Here’s the script I used:

###############################################################################
# Configuration variables.
###############################################################################

$WebAppUrl = 'http://newsite.contoso.com'
$OldHostName = 'intranet'

###############################################################################
# Script execution logic.
###############################################################################

function UpdateMenuLinks($topNode) {
	$count = 0
	foreach ($node in $topNode.Children) {
		$uri = New-Object System.Uri($node.Url, [System.UriKind]::RelativeOrAbsolute)
		if ($uri.IsAbsoluteUri -and $uri.Host -eq $OldHostName) {
			$node.Url = $uri.PathAndQuery
			$node.Update()
			$count++
		}
		$subCount = UpdateMenuLinks($node)
		$count += $subCount
	}
	return $count
}

$webApp = Get-SPWebApplication $WebAppUrl -ErrorAction Stop

$webApp.Sites | foreach {
	$site = $_
	try {
		$site.AllWebs | foreach {
			$web = $_
			try {
				"Checking nav links in $($web.Url) ..."
				$fixedTopLinkCount = UpdateMenuLinks($web.Navigation.TopNavigationBar.Parent)
				$fixedLeftLinkCount = UpdateMenuLinks($web.Navigation.QuickLaunch.Parent)
				if ($fixedTopLinkCount -gt 0 -or $fixedLeftLinkCount -gt 0) {
					" - Updated $($fixedLeftLinkCount) quick launch link(s) and $($fixedTopLinkCount) top menu link(s)."
				}
				else {
					" - No links updated."
				}
			}
			finally {
				$web.Dispose()
			}
		}
	}
	finally {
		$site.Dispose()
	}
}

"Done. Finished checking all sites in web application."

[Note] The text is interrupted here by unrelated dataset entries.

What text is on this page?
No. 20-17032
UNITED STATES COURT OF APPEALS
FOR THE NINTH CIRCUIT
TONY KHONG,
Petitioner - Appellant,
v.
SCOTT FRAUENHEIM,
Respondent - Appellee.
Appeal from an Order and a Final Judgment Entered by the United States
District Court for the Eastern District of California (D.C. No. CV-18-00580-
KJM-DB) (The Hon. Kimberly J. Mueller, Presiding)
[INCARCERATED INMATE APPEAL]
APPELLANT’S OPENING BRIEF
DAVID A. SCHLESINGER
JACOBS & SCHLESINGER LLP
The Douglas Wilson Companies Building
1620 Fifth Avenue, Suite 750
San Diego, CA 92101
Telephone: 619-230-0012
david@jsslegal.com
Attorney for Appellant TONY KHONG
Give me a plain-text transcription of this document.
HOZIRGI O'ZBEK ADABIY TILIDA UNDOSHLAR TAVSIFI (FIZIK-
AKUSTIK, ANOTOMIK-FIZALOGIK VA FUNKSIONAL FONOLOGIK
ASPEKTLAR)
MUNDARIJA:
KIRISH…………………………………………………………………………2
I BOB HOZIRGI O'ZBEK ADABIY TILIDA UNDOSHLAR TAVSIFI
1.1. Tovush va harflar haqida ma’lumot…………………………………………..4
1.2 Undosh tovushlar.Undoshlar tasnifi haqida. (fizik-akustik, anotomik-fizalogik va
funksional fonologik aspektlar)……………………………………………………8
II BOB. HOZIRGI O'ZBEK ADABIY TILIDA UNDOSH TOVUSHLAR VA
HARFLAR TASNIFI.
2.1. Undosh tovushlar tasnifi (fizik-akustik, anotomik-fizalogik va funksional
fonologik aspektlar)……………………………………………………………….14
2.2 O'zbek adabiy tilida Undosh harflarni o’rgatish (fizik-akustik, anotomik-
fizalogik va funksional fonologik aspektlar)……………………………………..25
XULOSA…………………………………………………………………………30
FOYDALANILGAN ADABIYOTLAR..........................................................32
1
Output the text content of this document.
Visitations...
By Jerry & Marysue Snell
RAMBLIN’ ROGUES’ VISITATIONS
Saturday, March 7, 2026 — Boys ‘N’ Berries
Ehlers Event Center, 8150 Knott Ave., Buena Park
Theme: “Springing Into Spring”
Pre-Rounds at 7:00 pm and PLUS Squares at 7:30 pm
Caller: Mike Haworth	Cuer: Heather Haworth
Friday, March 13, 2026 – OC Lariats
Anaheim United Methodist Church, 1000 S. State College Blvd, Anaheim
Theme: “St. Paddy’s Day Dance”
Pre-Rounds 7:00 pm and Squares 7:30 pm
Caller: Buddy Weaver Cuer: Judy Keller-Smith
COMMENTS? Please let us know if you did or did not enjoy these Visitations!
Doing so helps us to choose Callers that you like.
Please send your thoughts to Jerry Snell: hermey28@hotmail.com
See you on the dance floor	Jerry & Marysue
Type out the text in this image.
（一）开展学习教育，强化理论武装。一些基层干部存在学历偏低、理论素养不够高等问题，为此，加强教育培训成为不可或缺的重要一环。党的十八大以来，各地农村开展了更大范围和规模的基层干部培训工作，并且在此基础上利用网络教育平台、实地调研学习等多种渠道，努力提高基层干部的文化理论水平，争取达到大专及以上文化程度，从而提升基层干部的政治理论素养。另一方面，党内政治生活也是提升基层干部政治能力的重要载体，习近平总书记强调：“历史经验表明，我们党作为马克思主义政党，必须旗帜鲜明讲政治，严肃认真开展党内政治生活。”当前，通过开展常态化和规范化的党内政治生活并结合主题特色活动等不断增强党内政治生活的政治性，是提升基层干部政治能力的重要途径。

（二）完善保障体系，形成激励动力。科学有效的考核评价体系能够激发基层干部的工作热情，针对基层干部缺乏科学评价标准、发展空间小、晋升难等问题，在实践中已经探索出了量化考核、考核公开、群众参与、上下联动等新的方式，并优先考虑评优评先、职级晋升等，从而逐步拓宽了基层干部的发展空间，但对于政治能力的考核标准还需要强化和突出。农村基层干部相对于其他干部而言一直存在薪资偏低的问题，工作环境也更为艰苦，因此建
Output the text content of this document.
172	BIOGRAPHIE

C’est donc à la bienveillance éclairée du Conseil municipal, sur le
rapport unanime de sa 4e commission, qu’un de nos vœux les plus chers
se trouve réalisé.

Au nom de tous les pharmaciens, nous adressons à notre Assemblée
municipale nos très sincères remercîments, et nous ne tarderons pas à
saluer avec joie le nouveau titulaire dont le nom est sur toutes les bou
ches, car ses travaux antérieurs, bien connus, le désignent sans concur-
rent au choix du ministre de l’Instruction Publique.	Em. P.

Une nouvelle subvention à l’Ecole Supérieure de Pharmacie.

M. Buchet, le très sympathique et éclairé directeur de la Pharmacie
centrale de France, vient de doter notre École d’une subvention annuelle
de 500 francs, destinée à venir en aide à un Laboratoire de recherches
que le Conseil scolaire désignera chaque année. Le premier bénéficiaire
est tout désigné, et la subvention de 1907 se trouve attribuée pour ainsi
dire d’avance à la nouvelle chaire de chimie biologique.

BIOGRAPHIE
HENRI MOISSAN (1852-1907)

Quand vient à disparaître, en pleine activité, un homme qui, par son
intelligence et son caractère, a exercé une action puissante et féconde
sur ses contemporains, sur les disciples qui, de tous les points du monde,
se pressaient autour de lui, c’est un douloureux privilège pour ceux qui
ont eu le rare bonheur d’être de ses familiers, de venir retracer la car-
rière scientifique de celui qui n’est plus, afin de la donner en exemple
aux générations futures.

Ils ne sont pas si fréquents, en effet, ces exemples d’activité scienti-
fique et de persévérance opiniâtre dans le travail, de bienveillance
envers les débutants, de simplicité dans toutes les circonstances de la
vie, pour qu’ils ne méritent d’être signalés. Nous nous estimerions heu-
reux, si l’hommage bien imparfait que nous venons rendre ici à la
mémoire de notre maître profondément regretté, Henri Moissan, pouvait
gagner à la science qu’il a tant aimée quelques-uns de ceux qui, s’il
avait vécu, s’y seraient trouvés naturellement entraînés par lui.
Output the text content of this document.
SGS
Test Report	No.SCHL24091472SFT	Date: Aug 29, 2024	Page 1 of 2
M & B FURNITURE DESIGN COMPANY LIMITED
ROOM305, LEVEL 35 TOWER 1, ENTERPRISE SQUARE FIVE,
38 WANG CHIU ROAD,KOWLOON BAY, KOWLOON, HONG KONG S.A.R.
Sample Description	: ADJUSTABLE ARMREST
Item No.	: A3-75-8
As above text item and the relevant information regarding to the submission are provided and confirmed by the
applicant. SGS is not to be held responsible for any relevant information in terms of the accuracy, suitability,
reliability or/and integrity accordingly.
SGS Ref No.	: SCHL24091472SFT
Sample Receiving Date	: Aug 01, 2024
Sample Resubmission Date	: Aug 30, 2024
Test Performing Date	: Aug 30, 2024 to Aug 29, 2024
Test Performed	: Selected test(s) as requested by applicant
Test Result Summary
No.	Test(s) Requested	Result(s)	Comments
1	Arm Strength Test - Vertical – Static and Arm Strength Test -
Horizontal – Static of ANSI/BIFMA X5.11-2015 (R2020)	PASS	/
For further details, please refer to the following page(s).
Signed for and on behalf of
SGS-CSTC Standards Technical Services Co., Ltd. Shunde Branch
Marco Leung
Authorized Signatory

The script produces output like this (cut down a lot to save space):

Checking nav links in http://newsite.contoso.com/sites/it ...
- Updated 1 quick launch link(s) and 2 top menu link(s).
Checking nav links in http://newsite.contoso.com/sites/finance ...
- Updated 3 quick launch link(s) and 2 top menu link(s).
Done. Finished checking all sites in web application.

There are two variables to set at the top. One is the URL of the target web application where you want the links fixed (your upgraded/migrated site), and the other is the old host name (base URL without the http/https part) that needs to be searched for.

If you choose to copy and use this script, you do so AT YOUR OWN RISK. I will not be held liable for anything that happens in your environment. As always, I recommend TESTING things like this before you use it in a production environment.

Lastly, this only fixes navigation links in the Quick Launch and top navigation menus. It does not fix links within content such as pages or web parts or in code such as JavaScript code. You’ll either need to fix those manually or write another script to address those things. In my case it wasn’t necessary to automate fixing links to that level, so I didn’t worry about it.